The Dystonia Coalition is seeking applications for its Pilot Projects Program. We are sponsored by the National Institute of Neurological Disorders and Stroke (NINDS), the Division of Rare Diseases Research Innovation (DRDRI) in the National Center for Advancing Translational Sciences (NCATS), and several patient advocacy groups. The goal of the Pilot Projects Program is to foster the most promising clinical and translational studies of direct relevance to dystonia. Below is a summary of the application and selection process.

Applications must focus on clinical or translational projects with direct relevance to dystonia. The Dystonia Coalition is particularly interested in applicants focusing on projects that exploit data and/or resources already collected by the Dystonia Coalition and/or projects that encourage collaborations by involving different centers of the Dystonia Coalition, although independent projects related to dystonia are also welcome.

  • Applicants who are not part of the Dystonia Coalition may also apply.
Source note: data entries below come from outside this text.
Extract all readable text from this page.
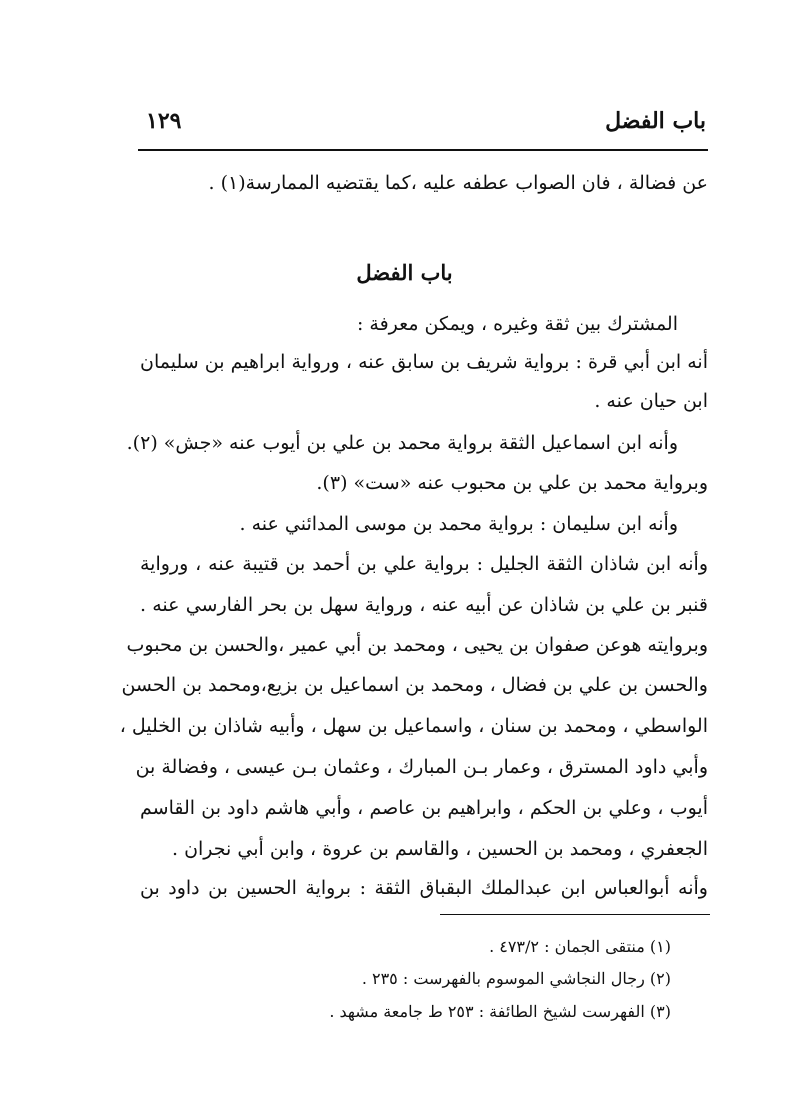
باب الفضل
١٢٩
عن فضالة ، فان الصواب عطفه عليه ،كما يقتضيه الممارسة(١) .
باب الفضل
المشترك بين ثقة وغيره ، ويمكن معرفة :
أنه ابن أبي قرة : برواية شريف بن سابق عنه ، ورواية ابراهيم بن سليمان
ابن حيان عنه .
وأنه ابن اسماعيل الثقة برواية محمد بن علي بن أيوب عنه «جش» (٢).
وبرواية محمد بن علي بن محبوب عنه «ست» (٣).
وأنه ابن سليمان : برواية محمد بن موسى المدائني عنه .
وأنه ابن شاذان الثقة الجليل : برواية علي بن أحمد بن قتيبة عنه ، ورواية
قنبر بن علي بن شاذان عن أبيه عنه ، ورواية سهل بن بحر الفارسي عنه .
وبروايته هوعن صفوان بن يحيى ، ومحمد بن أبي عمير ،والحسن بن محبوب
والحسن بن علي بن فضال ، ومحمد بن اسماعيل بن بزيع،ومحمد بن الحسن
الواسطي ، ومحمد بن سنان ، واسماعيل بن سهل ، وأبيه شاذان بن الخليل ،
وأبي داود المسترق ، وعمار بـن المبارك ، وعثمان بـن عيسى ، وفضالة بن
أيوب ، وعلي بن الحكم ، وابراهيم بن عاصم ، وأبي هاشم داود بن القاسم
الجعفري ، ومحمد بن الحسين ، والقاسم بن عروة ، وابن أبي نجران .
وأنه أبوالعباس ابن عبدالملك البقباق الثقة : برواية الحسين بن داود بن
(١) منتقى الجمان : ٤٧٣/٢ .
(٢) رجال النجاشي الموسوم بالفهرست : ٢٣٥ .
(٣) الفهرست لشيخ الطائفة : ٢٥٣ ط جامعة مشهد .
US citizenship and affiliation with a US institution are not required.
  • Please note that any application that requires new patient recruitment will need to have independent IRB approval, and this approval may have to be reviewed by NIH.
  • Any domestic application that involves new patient recruitment across multiple centers must follow the NIH single IRB rule for each of its centers. This requirement does not apply to studies at foreign sites.
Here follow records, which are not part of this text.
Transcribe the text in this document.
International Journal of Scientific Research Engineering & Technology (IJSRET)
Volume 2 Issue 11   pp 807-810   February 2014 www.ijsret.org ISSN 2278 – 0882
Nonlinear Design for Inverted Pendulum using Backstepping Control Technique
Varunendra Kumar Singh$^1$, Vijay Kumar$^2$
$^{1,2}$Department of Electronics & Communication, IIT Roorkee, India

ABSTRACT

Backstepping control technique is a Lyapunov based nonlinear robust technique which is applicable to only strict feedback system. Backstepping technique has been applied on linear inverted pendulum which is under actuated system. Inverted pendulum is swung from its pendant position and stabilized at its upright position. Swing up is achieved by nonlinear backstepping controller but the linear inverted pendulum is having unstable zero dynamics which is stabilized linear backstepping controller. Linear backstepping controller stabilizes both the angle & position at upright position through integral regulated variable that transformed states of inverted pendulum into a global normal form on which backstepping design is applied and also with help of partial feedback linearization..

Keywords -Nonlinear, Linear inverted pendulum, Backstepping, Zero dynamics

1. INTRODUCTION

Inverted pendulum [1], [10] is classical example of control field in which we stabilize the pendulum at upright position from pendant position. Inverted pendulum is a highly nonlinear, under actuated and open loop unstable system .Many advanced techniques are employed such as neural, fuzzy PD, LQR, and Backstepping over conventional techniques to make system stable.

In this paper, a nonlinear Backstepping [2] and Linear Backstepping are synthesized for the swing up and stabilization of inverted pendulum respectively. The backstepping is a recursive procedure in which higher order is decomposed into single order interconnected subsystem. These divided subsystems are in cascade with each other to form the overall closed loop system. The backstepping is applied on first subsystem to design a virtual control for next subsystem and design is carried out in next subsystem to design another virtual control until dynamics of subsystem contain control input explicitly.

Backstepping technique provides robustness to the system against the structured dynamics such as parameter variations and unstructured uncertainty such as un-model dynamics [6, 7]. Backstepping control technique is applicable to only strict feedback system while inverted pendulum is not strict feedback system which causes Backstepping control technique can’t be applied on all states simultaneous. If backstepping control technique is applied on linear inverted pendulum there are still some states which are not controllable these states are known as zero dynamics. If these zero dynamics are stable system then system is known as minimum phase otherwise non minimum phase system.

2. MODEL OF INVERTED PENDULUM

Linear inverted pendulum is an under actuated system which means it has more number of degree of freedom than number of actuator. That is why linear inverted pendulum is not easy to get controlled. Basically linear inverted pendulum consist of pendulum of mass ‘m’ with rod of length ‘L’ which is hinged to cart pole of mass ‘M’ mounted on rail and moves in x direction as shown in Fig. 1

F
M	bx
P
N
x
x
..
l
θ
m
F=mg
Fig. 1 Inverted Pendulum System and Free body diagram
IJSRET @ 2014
  1. The Dystonia Coalition Pilot Project Program Cover Sheet.
  2. A 3-4 page research proposal letter. This proposal should include background & significance, experimental design & methods, personnel and resources available, and information regarding human subjects. Preliminary data are not required, but some indication of feasibility is valuable. All projects must conform to current standards for larger NIH grants, especially with regard to budget expenses and the involvement of human subjects.
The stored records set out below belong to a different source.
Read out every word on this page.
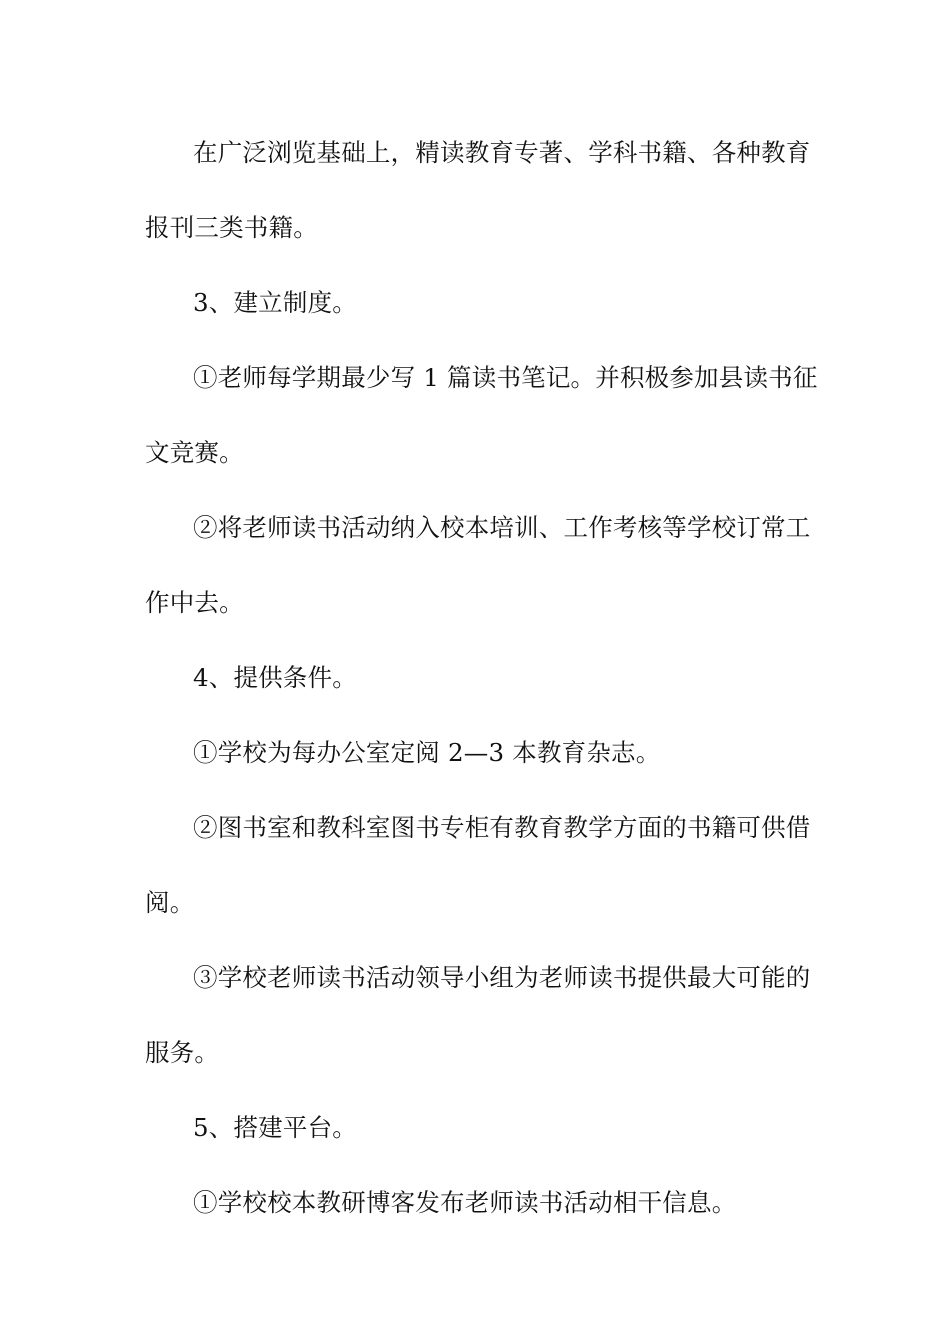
在广泛浏览基础上，精读教育专著、学科书籍、各种教育
报刊三类书籍。
3、建立制度。
①老师每学期最少写 1 篇读书笔记。并积极参加县读书征
文竞赛。
②将老师读书活动纳入校本培训、工作考核等学校订常工
作中去。
4、提供条件。
①学校为每办公室定阅 2—3 本教育杂志。
②图书室和教科室图书专柜有教育教学方面的书籍可供借
阅。
③学校老师读书活动领导小组为老师读书提供最大可能的
服务。
5、搭建平台。
①学校校本教研博客发布老师读书活动相干信息。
  3. Bibliography (not included in the page limit).
  4. Budget of up to 50,000 USD with no more than 10% indirect (institutional overhead) costs (no longer than 1 page for the budget justification).
  5. NIH-style bio sketch for key personnel. For directions and sample document, click here.
  6. Institutional approval/acknowledgement of the research plan and budget.
  7. If IRB approval is required, include the IRB approval letter and consent document or proof of submission of protocol to the IRB.
  8. Signed DC Bylaws document.
  9. Optional items may include letters of supporter copies of manuscripts in press. Published articles should not be included in the application.
  • Submit all materials in a single PDF file of less than 2MB, in the order listed above by email, to Gamze Kilic-Berkmen (dystoniacoalition@emory.edu), who will confirm receipt of each application with the sender. Paper applications cannot be accepted.
  • Deadline for receipt of applications is April 1, 2023.
  • Applications will be reviewed in May 2023; awards will begin as early as July 2023.
  • Reviews will be conducted by rotating committee of Dystonia Coalition members and Patient Advocacy Groups. If new subject recruitment is required, the project may need to be approved also by the NIH.
  • In accordance with policies previously used by the Dystonia Coalition, applications may be shared with relevant patient advocacy groups for possible co-funding.
  • Priority will be given to the following applications:
  1. Relevance to dystonia. Is the project a clinical or translational study of direct relevance to dystonia? Studies focusing on isolated dystonias will be given highest priority. Studies focusing on combined dystonias and basic science will begiven lower priority.
  2. Potential for impact. Is the project likely to yield results with high impact? Having three aims is not required; one strong aim is preferred over the addition of extra weaker aims.
  3. Potential as seed funding. Is the project likely to yield pilot data that could aid in the application for a larger grant through other funding mechanisms?
  4. Value for promoting collaboration across Dystonia Coalition participating sites. Does the project stimulate collaboration and interaction, and take maximal advantage of the unique opportunities available through other members of the Dystonia Coalition? Studies involving single sites or small pre-existing collaborations will be given lower priority.
  5. Timeline. Can the project be completed in 1 year? A one-year timeline is required.
  6. Budget. Can the project be completed with a modest budget? Do not target the maximum amount of funding unless necessary.